Doordat ons klimaat verandert krijgen we te maken met steeds extremere weersomstandigheden: meer droogte, maar ook meer hevige hoosbuien! Om overstroming van het riool te voorkomen worden steeds meer daken van huizen afgekoppeld van het riool. Door dit water ter plaatse in de grond te laten zakken, helpt het niet alleen wateroverlast te voorkomen, maar ook om verdroging van de grond tegen te gaan. Omdat niet alle grond het water even snel opneemt, worden in de grond van veel tuinen zogenaamde infiltratiekratten geplaatst. Deze vangen regenwater op en geven dat vervolgens terug aan de bodem. Alleen is de ruimte in tuinen vaak beperkt, en ligt de grond vol met buizen en leidingen. De Groot Vroomshoop, Arreglo, RPP Kunststoffen, Wavin Nederland, Veolia en Attero staken de koppen bij elkaar en bedachten een slimme én duurzame oplossing voor dit ruimteprobleem.

Onder de fundering is ruimte zat!

Het eerste idee ontstond zo’n twee jaar geleden bij Kim Uitzetter, accountmanager bij De Groot Vroomshoop. De Groot Vroomshoop levert onder andere houten bergingen voor in de tuin. Bergingen om je fiets in te stallen, of je gereedschap of grasmaaier in op te bergen. “Om ervoor te zorgen dat zo’n berging niet wegzakt in de grond, of na een flinke storm bij de achterburen in de tuin ligt, leveren we bij de bergingen ook een fundering,” vertelt Uitzetter. En waar het in de tuin ontbreekt aan ruimte voor de infiltratiekratten, is onder de fundering voldoende plek! “Die fundering moet er toch komen. Dus daar is ruimte! En zo ontstond het idee om de kratten onder de fundering te plaatsen,” aldus Uitzetter.

Kan dat niet duurzamer?

Met de infiltratiekratten onder de -veelal betonnen- fundering was het ruimteprobleem getackeld. “Maar zo’n betonnen fundering is helaas niet heel duurzaam,” vertelt Uitzetter. “Ik kom zelf uit de kunststofwereld, en heb wat oude contacten opgesnord om samen te kijken of we een duurzamere oplossing hiervoor konden verzinnen. Zo is het balletje gaan rollen!”

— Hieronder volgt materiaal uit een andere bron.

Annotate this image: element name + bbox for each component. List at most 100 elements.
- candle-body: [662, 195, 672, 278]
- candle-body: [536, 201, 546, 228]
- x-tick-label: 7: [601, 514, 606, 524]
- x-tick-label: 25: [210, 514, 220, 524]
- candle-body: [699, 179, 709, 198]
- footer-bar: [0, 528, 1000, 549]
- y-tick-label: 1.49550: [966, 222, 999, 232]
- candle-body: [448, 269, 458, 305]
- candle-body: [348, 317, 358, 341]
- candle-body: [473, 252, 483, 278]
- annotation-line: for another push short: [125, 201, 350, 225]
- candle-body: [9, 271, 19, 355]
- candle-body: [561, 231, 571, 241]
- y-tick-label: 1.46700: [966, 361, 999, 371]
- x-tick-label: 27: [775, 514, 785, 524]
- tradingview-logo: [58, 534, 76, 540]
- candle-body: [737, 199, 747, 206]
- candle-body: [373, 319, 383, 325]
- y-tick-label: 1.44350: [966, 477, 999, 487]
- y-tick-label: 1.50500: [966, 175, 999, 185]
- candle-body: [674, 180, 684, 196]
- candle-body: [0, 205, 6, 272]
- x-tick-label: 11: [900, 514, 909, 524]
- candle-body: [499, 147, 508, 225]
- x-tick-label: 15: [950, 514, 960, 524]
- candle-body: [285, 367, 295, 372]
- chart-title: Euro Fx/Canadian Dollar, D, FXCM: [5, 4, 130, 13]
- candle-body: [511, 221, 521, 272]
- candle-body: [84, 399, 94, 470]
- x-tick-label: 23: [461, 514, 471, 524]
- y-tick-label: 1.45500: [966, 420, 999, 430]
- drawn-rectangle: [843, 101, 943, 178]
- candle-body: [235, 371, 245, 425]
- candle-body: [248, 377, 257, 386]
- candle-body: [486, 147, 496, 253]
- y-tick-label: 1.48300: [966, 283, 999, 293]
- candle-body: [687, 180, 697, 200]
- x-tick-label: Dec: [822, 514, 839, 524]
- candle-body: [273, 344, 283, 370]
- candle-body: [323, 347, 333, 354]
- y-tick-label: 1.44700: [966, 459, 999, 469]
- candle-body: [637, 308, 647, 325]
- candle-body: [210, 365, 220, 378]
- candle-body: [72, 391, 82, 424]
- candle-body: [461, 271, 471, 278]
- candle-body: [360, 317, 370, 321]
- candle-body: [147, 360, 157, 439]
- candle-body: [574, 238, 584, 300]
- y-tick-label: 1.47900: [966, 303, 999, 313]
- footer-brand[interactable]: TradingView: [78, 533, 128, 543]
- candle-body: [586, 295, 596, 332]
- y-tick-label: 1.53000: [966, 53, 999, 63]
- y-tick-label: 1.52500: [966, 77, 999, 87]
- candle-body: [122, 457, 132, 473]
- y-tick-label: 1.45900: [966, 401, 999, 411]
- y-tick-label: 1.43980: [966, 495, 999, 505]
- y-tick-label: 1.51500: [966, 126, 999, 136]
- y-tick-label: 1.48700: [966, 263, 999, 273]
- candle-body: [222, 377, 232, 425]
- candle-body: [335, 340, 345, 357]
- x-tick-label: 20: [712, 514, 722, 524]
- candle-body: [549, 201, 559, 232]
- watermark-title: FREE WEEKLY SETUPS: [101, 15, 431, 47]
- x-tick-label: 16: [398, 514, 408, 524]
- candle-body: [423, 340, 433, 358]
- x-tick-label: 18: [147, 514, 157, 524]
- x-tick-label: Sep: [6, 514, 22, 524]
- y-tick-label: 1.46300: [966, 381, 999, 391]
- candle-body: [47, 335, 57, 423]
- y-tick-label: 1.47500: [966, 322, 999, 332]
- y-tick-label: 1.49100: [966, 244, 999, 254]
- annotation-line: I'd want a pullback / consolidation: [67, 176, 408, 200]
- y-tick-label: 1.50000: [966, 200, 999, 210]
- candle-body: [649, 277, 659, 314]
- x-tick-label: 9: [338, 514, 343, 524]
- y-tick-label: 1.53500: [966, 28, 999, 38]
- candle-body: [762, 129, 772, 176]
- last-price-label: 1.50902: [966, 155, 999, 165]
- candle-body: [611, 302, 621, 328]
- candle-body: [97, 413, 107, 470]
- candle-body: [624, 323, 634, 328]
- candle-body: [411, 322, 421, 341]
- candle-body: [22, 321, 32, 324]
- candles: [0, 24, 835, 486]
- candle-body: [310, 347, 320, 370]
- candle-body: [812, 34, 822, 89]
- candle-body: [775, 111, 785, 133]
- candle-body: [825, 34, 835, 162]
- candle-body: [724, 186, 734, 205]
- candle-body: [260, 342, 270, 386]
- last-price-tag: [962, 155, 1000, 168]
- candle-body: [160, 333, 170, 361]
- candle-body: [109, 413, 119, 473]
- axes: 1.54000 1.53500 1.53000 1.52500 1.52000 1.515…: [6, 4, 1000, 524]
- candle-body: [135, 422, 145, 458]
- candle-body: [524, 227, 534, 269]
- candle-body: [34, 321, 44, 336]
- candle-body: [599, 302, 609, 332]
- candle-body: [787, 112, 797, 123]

Geld, tijd én CO2 besparen

Dat balletje rolde als eerst naar Henk-Jan Regeling, oud collega van Kim Uitzetter en oprichter van eigen bedrijf Arreglo dat bedrijven uit de kunststofketen ondersteunt om te verduurzamen. “Al snel kwamen we op het idee om de gehele fundering en de infiltratiekratten daaronder van gerecycled verpakkingsafval te maken,” vertelt Regeling. “De infiltratiekratten werden al gemaakt van polypropyleen: een kunststof die zich heel goed laat recyclen!” Door ook de fundering van ditzelfde gerecyclede materiaal te maken sla je volgens Henk-Jan Regeling twee vliegen in één klap: “Allereerst geef je verpakkingsafval een tweede kans in een mooi, nuttig product! En doordat de kunststoffundering een stuk lichter is dan een betonnen fundering, bespaar je een hoop tijd en geld op de bouwplaats én CO2 op het transport.”

Een deel van de samenwerkende partijen op een infiltratiefundering (Foto: Hans Roggen)

Alle partijen in de keten

En zo geschiedde! De eerste volledig gerecyclede kunststof infiltratiefunderingen zijn eind vorig jaar geproduceerd en komen begin dit jaar op de markt! De Groot Vroomshoop en Arreglo deden dit uiteraard niet met z’n tweeën, maar met andere partners in de keten: Wavin, onder andere producent van infiltratiekratten, RPP kunststoffen, toeleverancier van kunststofproducten, Veolia, producent van gerecyclede kunststofkorrels en Attero, een afvalverwerkingsbedrijf.

Sleutel tot succes

Dat al deze partijen samen aan tafel wilden, en wilden meewerken en -denken over het product is volgens Henk-Jan Regeling de reden dat het project is geslaagd. “Om zo’n project succesvol te kunnen doen, heb je alle partners in de keten nodig! Ik heb het bij verschillende andere projecten gezien: zonder alle partners krijg je het project gewoon niet van de grond.” Theo Regeling, oprichter van RPP Kunststoffen en broer van Henk-Jan Regeling, sluit hierbij aan: “Door al in een vroeg stadium bij elkaar aan tafel te zitten, en vooral ook bij elkaar in de keuken te kijken hebben we een hele goede vertrouwensbasis gelegd voor dit project.” Dat alle partijen in Overijssel zaten kwam daarbij goed van pas, aldus Theo Regeling. “Zo konden we heel gemakkelijk bij elkaar op bezoek en elkaars bedrijf leren kennen. Bovendien past het goed bij de duurzaamheidsgedachte van dit project: haal je producten én grondstoffen niet van ver, maar juist dichtbij huis! Zo bespaar je immers ook weer CO2.”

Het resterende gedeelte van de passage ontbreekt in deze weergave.